Asserting that appellant had, when notified by them that they refused to deliver any more lumber unless he would pay for it, agreed with their agent, Roberts, that he would do so, appellees brought this action at law as upon the joint promise of appellant, Buckle}' and Wakefield. The account sued on is made out against all the defendants, and includes the lumber delivered before ancl after appellant’s alleged promise to pay.- Buckley and Wakefield, admitting their liability, failed to plead, but appellant answered, denying that he, as an individual, or co-jointly with his co-defendants, or either of them, had either purchased or received of appellees any of the articles named in the account, and by an amended answer he set up and relied upon the statutes of frauds and perjuries, in. bar of the action against him.

Upon a trial of the issues thus formed, the jury found a joint verdict against Buckley, Wakefield and appellant, for $1,939, for which judgment was rendered, and appellant’s motion for a new trial having been overruled, he prosecutes this appeal to reverse that judgment.
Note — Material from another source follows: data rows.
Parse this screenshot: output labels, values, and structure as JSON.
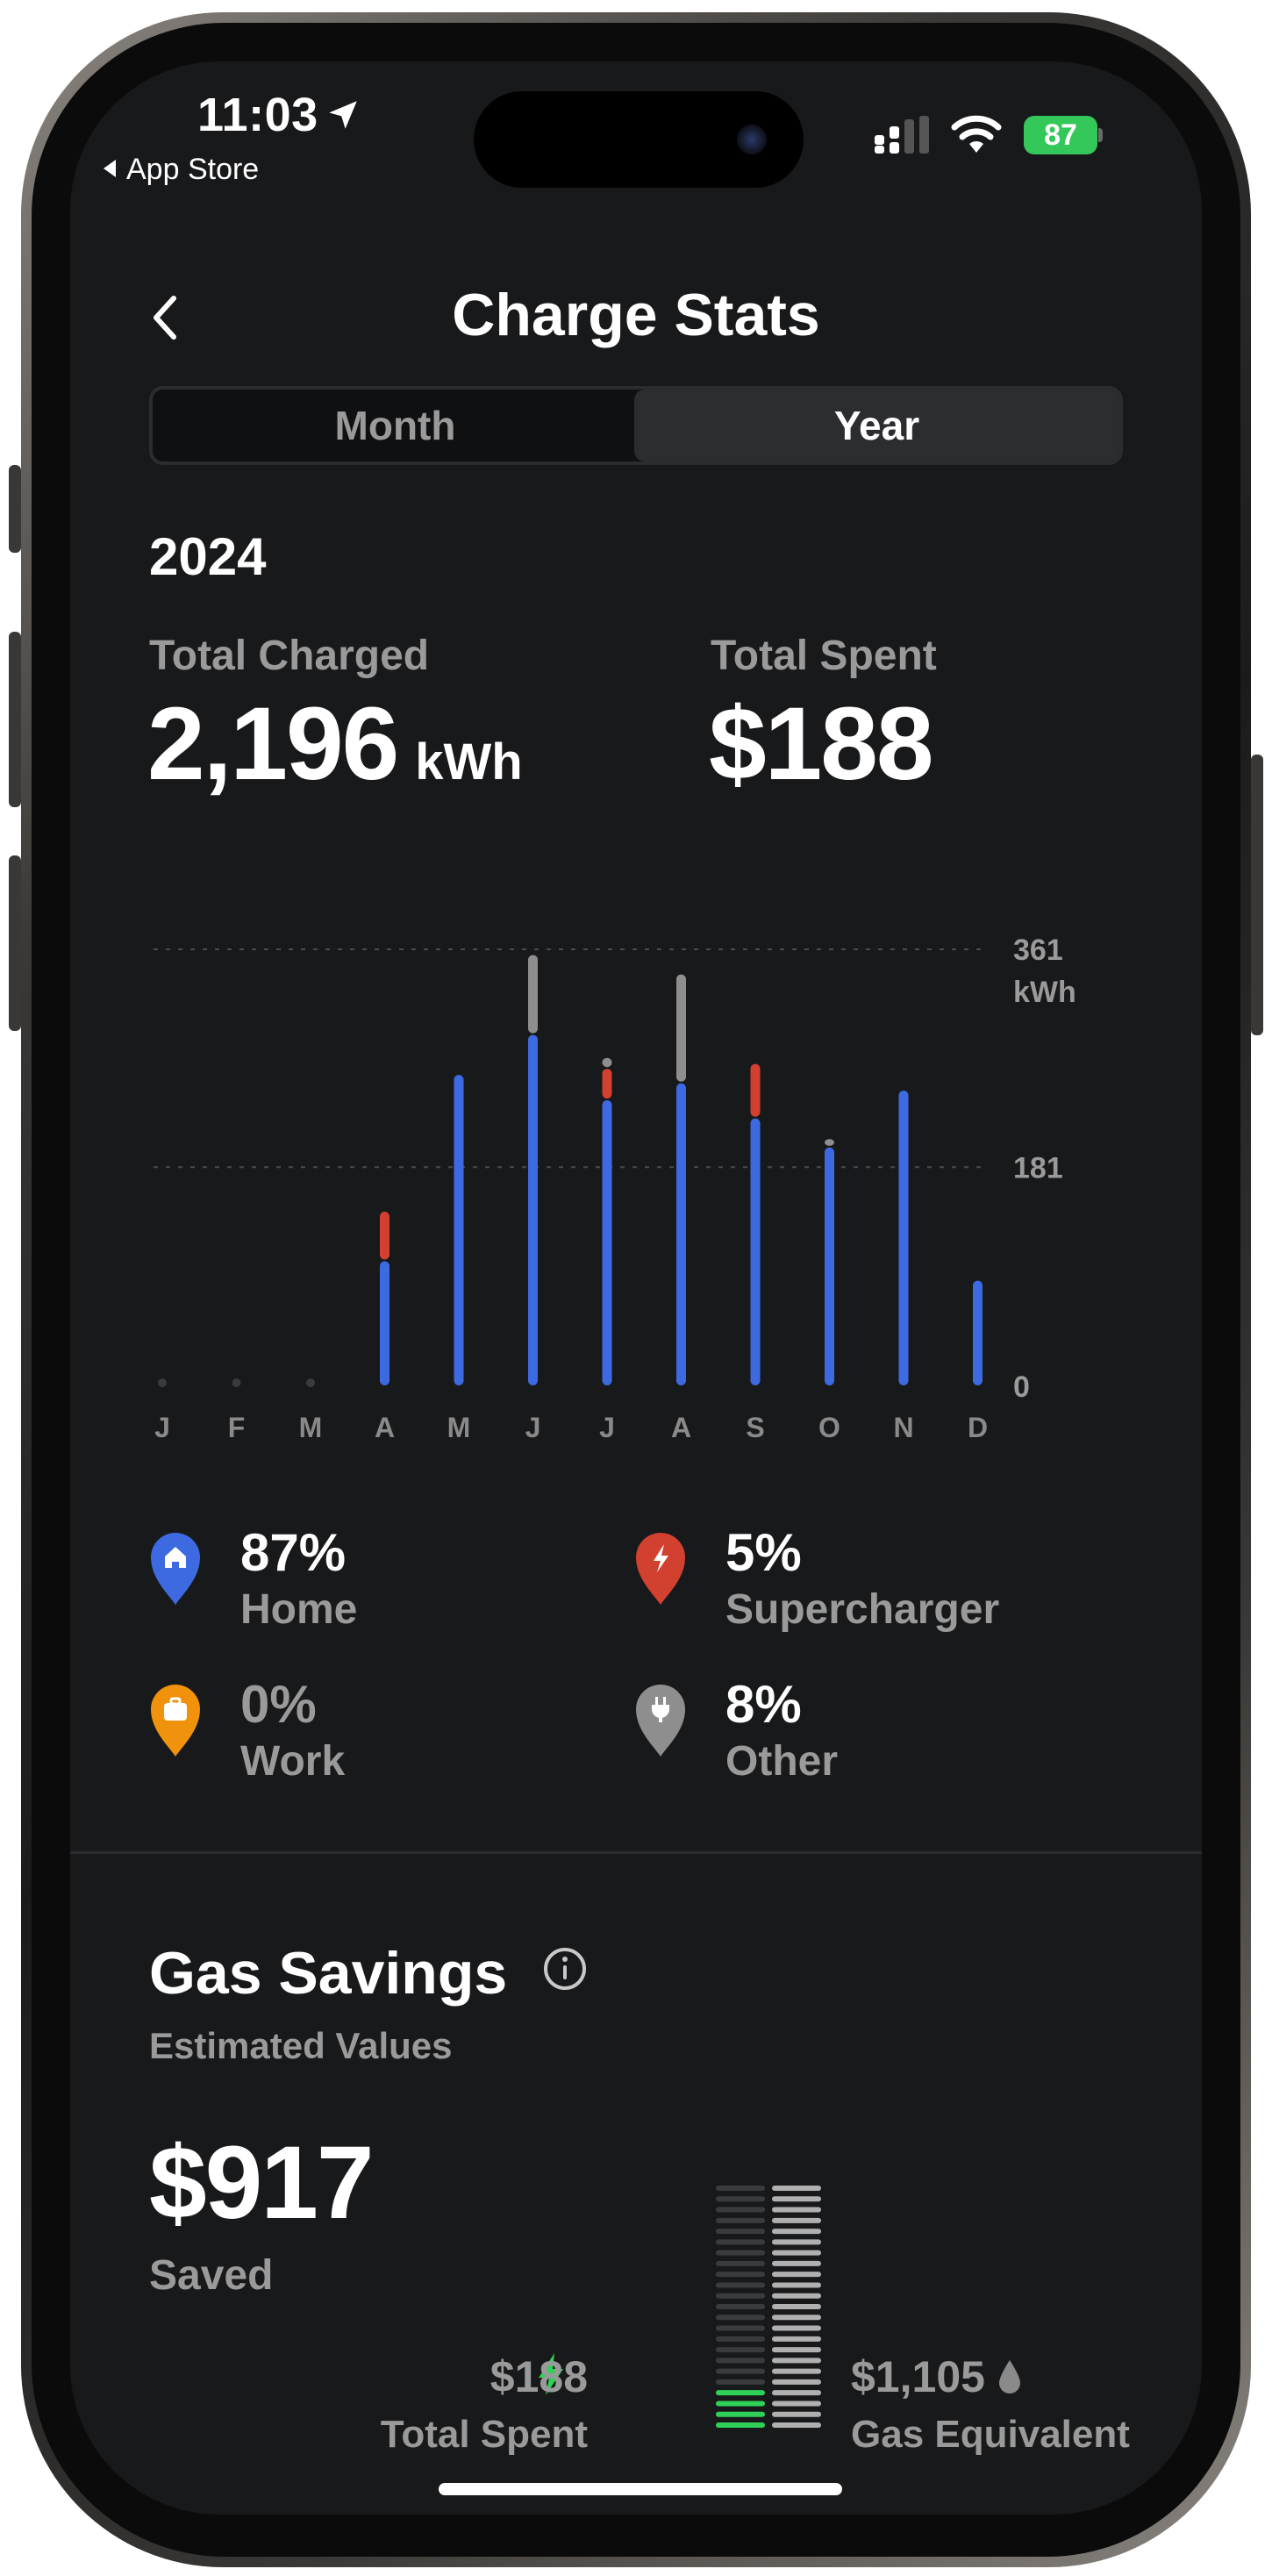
{
  "status_bar": {
    "time": "11:03",
    "back_app": "App Store",
    "battery": "87"
  },
  "header": {
    "title": "Charge Stats"
  },
  "segments": {
    "month": "Month",
    "year": "Year",
    "selected": "Year"
  },
  "year": "2024",
  "totals": {
    "charged_label": "Total Charged",
    "charged_value": "2,196",
    "charged_unit": "kWh",
    "spent_label": "Total Spent",
    "spent_value": "$188"
  },
  "chart_data": {
    "type": "bar",
    "stacked": true,
    "categories": [
      "J",
      "F",
      "M",
      "A",
      "M",
      "J",
      "J",
      "A",
      "S",
      "O",
      "N",
      "D"
    ],
    "series": [
      {
        "name": "Home",
        "color": "#3e6ae1",
        "values": [
          0,
          0,
          0,
          104,
          258,
          291,
          237,
          251,
          222,
          198,
          245,
          88
        ]
      },
      {
        "name": "Supercharger",
        "color": "#d2402f",
        "values": [
          0,
          0,
          0,
          41,
          0,
          0,
          26,
          0,
          45,
          0,
          0,
          0
        ]
      },
      {
        "name": "Other",
        "color": "#8e8e8e",
        "values": [
          0,
          0,
          0,
          0,
          0,
          66,
          9,
          90,
          0,
          7,
          0,
          0
        ]
      }
    ],
    "y_ticks": [
      "0",
      "181",
      "361"
    ],
    "y_max_label": "361",
    "y_unit": "kWh",
    "ylim": [
      0,
      361
    ],
    "grid": true
  },
  "legend": [
    {
      "pct": "87%",
      "name": "Home",
      "color": "#3e6ae1",
      "icon": "home-icon",
      "dim": false
    },
    {
      "pct": "5%",
      "name": "Supercharger",
      "color": "#d2402f",
      "icon": "bolt-icon",
      "dim": false
    },
    {
      "pct": "0%",
      "name": "Work",
      "color": "#f0920c",
      "icon": "briefcase-icon",
      "dim": true
    },
    {
      "pct": "8%",
      "name": "Other",
      "color": "#8e8e8e",
      "icon": "plug-icon",
      "dim": false
    }
  ],
  "gas_savings": {
    "title": "Gas Savings",
    "subtitle": "Estimated Values",
    "saved_value": "$917",
    "saved_label": "Saved",
    "spent_value": "$188",
    "spent_label": "Total Spent",
    "gas_value": "$1,105",
    "gas_label": "Gas Equivalent",
    "spent_amount": 188,
    "gas_amount": 1105,
    "accent": "#30d158"
  }
}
It was decided by this court in Gopom v. Badgett, 6 Bush 97, that “there is no provision in the code abrogating the well established principle that the plaintiff in an action can only recover upon proof of the cause of action alleged in his pleadings;” and it was accordingly held that in an action upon a joint promise, no recovery could, be had upon proof of a several promise by one of the defendants. Such discrepancy between the contract alleged and the contract proven, was not held to be a variance between the allegation and the proof, and therefore immaterial unless it had mislead the adverse party to his prejudice, although it was a failure of proof fatal to the action.

Turner & Thornton, for appellant.

John L. ScottJ for appellees.

The contract sued on in this case is alleged to have been made by appellant, jointly with Buckley and .Wakefield, and the contract proven as to appellant is the separate and subsequent promise by him to pay for the lumber already sold to his co-defendants. There was no new contract on the part of Buckley and Wakefield, and what appellant agreed to do was that he would pay what they were already bound for, and was therefore separate and distinct from their undertaking. It was, therefore, error to instruct the jury, as was done, that if they should believe from the evidence that the appellant alone, or jointly with others, ordered the lumber sued for, and that the credit was given to him, and the lumber was shipped to him, or to others for his use, they should find for the plaintiffs.

We do not deem it necessary now to decide whether the action could have been maintained against appellant alone if it had been brought before his separate promise to pay for the lumber.

For the error indicated the judgment is reversed as to appellant, Buford, and for a new trial and further proceedings not inconsistent with this opinion.